The program, which is offered as part of a diploma or associate's degree, allows aspiring wind technicians to study the technical aspects of wind energy online. Students learn about basic applied wind energy physics, wind turbine operations and maintenance, electricity and electronics, hydraulics and pneumatics, programmable logic controllers, basic mechanics, and industrial safety, according to Nigel Longworth, Herzing's online president.
The curriculum culminates in a two-week "boot camp" at Suzlon's Elgin, Ill.-based 12,000 square-foot facility where students receive hands-on training that includes practice climbing, nacelle maintenance, electrical and rescue safety, including life-like rescue drills with participation from real first responders, according to Charles Clayton, Suzlon's training manager.
While there are many programs offering technician training, this one enables hands-on experience. Suzlon says that its training center features a fully operational 2.1 MW wind turbine nacelle – North America's only fully operational wind turbine dedicated to training. The nacelle is mounted on an eight-foot tower supported by down-tower control and power panels.
In additional, there is a pitch control subsystem lab that contains a fully functional hub and pitch system on the ground with all the turbine operating functions enabled. The hub subsystem allows for complete training of pitch and blade positioning principles.
The "working at height" training area utilizes two 34-foot tower ladders complete with climb assist and cable and rail fall arrest systems.
Additionally, the program emphasizes electrical safety – a key concern for the wind industry in general. In fact, three days are set aside to ensure that all the elements of the National Fire Protection Association (NFPA) 70E Standard For Electrical Safety in the Workplace are covered.
According to the NFPA, the standard includes guidance for making hazard identification and risk assessments, selecting appropriate personal protective equipment and establishing electrically safe work conditions.
"Our training concept starts with hazard observation risk evaluation and the application of mitigating actions," Clayton explains. "The wind tech of tomorrow needs strong electrical comprehension combined with fluid theory, programmable logic controller application and mechanical knowledge.
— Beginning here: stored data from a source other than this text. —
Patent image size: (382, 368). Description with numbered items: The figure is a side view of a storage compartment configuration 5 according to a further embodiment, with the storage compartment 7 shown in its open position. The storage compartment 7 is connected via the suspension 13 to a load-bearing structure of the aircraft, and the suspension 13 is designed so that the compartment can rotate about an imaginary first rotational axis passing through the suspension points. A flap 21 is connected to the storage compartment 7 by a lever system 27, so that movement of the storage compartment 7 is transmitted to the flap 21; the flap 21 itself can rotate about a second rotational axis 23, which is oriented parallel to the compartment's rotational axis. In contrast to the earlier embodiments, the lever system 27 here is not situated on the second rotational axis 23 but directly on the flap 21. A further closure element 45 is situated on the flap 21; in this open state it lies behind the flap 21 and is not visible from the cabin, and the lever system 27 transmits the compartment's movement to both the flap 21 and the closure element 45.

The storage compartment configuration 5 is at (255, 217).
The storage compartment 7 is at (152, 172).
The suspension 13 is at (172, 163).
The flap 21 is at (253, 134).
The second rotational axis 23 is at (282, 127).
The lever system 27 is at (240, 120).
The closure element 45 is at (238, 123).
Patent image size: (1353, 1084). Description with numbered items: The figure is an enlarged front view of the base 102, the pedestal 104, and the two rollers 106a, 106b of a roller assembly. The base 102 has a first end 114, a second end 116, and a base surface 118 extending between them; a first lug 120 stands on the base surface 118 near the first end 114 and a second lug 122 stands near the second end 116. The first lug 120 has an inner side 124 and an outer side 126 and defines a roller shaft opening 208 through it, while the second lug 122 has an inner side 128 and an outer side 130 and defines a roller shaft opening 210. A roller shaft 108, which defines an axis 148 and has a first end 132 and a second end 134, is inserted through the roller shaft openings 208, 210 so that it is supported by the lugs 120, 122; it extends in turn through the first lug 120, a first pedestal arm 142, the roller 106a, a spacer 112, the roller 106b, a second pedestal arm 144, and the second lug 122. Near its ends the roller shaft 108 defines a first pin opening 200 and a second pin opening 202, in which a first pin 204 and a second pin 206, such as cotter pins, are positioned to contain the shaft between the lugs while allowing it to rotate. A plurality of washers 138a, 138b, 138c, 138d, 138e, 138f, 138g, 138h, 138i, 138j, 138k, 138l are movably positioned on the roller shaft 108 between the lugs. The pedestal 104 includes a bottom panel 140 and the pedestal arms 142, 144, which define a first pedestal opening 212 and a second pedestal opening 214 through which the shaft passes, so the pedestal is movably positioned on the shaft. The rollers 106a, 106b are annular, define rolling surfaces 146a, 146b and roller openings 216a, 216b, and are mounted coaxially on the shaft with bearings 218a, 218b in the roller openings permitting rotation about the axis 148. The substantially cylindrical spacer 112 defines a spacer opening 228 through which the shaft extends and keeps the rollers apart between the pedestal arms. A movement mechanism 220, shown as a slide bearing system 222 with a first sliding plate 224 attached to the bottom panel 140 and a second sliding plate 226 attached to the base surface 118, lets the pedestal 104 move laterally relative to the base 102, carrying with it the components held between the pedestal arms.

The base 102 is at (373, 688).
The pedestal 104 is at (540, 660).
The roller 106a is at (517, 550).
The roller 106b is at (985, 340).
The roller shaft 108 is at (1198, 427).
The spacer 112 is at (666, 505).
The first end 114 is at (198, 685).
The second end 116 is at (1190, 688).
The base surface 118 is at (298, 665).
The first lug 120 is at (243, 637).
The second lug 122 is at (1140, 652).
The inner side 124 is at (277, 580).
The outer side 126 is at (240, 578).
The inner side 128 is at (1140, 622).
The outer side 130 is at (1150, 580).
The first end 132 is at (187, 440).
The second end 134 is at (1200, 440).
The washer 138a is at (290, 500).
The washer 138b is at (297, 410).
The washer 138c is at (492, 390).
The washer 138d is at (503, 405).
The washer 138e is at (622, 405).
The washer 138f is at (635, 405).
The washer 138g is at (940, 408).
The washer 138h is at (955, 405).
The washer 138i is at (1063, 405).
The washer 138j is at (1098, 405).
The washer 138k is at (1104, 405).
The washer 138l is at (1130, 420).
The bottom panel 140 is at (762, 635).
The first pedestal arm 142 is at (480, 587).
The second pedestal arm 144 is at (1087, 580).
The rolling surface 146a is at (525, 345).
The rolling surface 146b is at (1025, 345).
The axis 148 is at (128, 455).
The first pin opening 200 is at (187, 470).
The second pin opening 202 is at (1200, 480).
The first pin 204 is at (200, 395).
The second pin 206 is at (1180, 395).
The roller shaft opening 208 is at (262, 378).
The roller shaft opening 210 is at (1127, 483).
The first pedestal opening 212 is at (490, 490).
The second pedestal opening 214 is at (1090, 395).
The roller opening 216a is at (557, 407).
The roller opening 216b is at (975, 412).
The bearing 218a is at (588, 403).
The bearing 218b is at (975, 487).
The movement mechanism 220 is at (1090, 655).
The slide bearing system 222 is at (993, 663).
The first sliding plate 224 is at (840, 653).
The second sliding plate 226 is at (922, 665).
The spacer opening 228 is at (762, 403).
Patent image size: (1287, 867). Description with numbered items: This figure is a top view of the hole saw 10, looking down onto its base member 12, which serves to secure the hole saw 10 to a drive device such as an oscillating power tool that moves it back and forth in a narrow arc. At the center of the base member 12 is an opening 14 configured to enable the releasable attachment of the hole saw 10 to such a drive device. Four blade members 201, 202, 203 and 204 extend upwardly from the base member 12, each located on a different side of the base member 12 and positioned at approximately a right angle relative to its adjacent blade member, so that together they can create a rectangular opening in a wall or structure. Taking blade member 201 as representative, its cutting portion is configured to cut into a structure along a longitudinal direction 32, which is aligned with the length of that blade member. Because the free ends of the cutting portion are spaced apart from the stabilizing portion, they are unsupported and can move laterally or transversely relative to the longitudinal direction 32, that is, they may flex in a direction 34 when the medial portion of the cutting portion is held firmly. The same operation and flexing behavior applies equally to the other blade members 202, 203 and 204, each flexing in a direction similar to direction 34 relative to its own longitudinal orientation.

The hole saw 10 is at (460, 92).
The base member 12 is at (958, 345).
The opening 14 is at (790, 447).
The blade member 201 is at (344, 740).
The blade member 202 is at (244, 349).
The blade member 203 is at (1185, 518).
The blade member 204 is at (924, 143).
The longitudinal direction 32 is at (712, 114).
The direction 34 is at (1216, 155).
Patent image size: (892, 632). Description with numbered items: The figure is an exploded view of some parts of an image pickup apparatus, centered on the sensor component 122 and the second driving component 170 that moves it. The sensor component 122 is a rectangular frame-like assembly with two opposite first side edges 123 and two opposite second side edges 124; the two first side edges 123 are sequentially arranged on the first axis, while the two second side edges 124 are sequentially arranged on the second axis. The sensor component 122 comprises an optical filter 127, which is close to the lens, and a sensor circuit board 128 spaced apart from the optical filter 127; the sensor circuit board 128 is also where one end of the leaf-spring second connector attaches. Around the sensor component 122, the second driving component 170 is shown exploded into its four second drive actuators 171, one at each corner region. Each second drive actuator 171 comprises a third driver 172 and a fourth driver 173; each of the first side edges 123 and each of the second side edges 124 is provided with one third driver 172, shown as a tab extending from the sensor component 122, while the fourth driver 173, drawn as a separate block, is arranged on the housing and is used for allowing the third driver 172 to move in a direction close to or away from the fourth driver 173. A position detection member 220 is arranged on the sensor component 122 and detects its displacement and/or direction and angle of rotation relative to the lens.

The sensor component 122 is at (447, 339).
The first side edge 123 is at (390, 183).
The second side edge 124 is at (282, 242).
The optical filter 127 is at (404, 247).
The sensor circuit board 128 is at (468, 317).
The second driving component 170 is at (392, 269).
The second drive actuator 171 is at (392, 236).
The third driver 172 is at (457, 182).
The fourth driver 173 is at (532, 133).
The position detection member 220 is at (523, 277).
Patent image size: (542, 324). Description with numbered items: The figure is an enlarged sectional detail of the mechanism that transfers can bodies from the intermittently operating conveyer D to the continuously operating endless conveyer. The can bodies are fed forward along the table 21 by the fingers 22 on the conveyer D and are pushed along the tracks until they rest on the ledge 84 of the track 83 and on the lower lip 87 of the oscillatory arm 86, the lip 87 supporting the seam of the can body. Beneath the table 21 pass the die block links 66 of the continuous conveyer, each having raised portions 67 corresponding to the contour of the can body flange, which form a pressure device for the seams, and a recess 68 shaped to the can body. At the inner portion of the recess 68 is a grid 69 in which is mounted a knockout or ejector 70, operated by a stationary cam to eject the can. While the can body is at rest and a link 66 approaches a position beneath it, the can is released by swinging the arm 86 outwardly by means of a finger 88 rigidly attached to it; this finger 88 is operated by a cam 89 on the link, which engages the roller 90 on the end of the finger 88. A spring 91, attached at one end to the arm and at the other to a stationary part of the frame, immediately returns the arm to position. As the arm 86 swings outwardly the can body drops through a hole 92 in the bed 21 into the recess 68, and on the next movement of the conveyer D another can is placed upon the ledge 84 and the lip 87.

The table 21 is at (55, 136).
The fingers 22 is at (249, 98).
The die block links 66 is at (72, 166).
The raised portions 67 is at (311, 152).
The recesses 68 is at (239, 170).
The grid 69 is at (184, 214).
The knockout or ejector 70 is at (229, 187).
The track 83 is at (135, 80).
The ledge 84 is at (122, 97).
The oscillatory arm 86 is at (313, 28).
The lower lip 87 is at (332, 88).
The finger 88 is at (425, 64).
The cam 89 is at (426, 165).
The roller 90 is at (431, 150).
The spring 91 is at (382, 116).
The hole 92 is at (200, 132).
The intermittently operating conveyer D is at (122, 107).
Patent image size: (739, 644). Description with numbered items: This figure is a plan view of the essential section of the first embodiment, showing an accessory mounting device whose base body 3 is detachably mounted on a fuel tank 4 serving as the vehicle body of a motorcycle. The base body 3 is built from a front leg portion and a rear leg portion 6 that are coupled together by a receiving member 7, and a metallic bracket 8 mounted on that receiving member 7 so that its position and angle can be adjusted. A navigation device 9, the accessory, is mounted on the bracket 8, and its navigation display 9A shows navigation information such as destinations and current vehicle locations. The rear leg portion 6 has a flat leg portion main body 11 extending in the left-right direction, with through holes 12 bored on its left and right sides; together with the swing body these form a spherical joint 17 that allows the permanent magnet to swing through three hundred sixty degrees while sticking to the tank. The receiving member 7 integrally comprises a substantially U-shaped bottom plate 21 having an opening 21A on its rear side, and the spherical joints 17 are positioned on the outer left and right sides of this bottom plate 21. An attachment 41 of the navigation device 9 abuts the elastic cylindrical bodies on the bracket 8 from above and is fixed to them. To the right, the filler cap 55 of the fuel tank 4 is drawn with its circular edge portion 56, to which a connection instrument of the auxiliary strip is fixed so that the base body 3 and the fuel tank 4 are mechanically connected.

These theories then have to be combined in a systems concept with hands-on application."
Thus far, the yearlong partnership has yielded dividends for all parties concerned.
For Herzing's Longworth, combining the traditional learning with the online method "enhances critical thinking and verbal and written communication skills, providing a well-rounded wind energy technology graduate."
And for Suzlon, the program has become a built-in incubator, of sorts, according to Clayton, who says Suzlon has hired an average of eight technicians per month.
When asked how Suzlon would evaluate the program's success, Clayton notes, "The final answer to that is simple – would we be willing to hire these people ourselves?"